Let $$u =\begin{bmatrix}u_1\\.\\.\\.\\u_n\end{bmatrix}$$ be a nonzero vector in $\mathbb R^n$, and let $T:\mathbb R^n \to \mathbb R^n$ be the linear transformation given by $T(x) = u^\top x$. Show that the kernel of $T$ is an $(n−1)$-dimensional vector space by finding a basis. (We call this space a hyperplane.)
I understand the linear transformation that result from $T(x)$, but I don't know what the question means by "kernel of $T$" and how to find the basis of the vector space. Help would be appreciated.
A correction in the question: The codomain space should be $\mathbb R$ and not $\mathbb R^n$.
The kernel of a linear transformation $T:V\to W$, denoted by $\ker(T)$, is defined to be the set of elements in the domain space $V$ which are mapped to zero, that is, $\ker (T)= \{x\in V: T(x)=0\}$. It is a routine to show that the kernel of every linear transformation is a vector subspace of the domain space. The question here, as far as I understand, is to determine the dimension of the kernel. That too is not too difficult to see.

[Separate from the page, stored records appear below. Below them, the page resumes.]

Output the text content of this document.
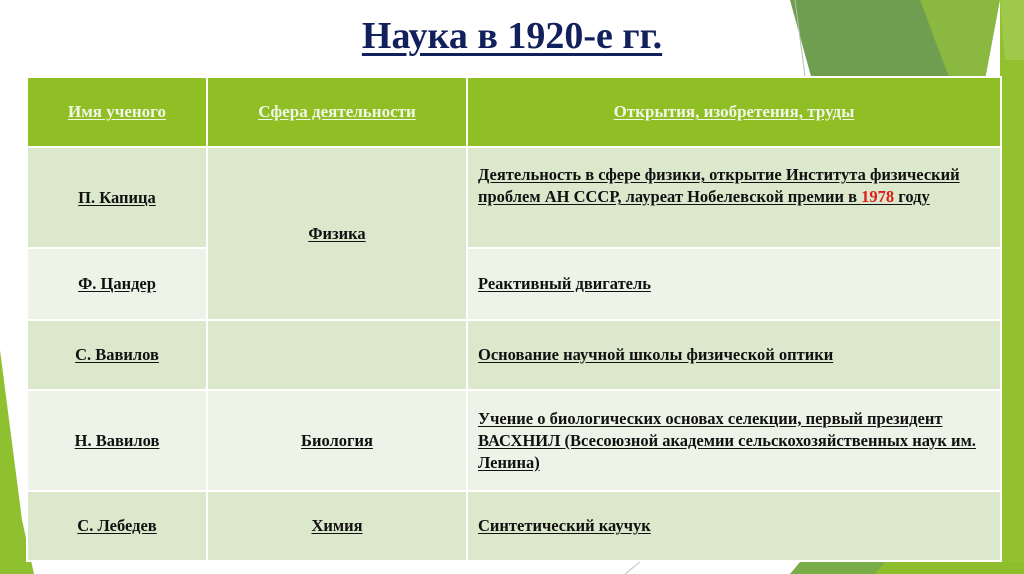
Наука в 1920-е гг.
Имя ученого	Сфера деятельности	Открытия, изобретения, труды
П. Капица	Физика	Деятельность в сфере физики, открытие Института физический проблем АН СССР, лауреат Нобелевской премии в 1978 году
Ф. Цандер		Реактивный двигатель
С. Вавилов		Основание научной школы физической оптики
Н. Вавилов	Биология	Учение о биологических основах селекции, первый президент ВАСХНИЛ (Всесоюзной академии сельскохозяйственных наук им. Ленина)
С. Лебедев	Химия	Синтетический каучук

Note that $\ker (T)= \{x\in \mathbb R^n: T(x)=0\}=\{x\in \mathbb R^n: u^Tx =0\}$, which is simply the set of all vectors in $\mathbb R^n$ that are orthogonal to the vector $u\in \mathbb R^n$. Let $\hat u$ be the normalization of $u$, that is, $\hat u=\frac{u}{\|u\|}$. Observe that the set $\{\hat u\}\subseteq \mathbb R^n$ can then be extended to an orthonormal basis of $\mathbb R^n$, say $\{\hat u, v_1, v_2,..., v_{n-1}\}$. Clearly then, a vector in $\mathbb R^n$ would be orthogonal to $u$ (or $\hat u$) if and only if it is a linear combination of $v_1,...,v_{n-1}$, that is, belongs to $span\{v_1,...v_{n-1}\}$. It then immediately follows that $\{v_1,...v_{n-1}\}$ is an orthonormal basis of $\ker T$ and hence the dimension is $n-1$.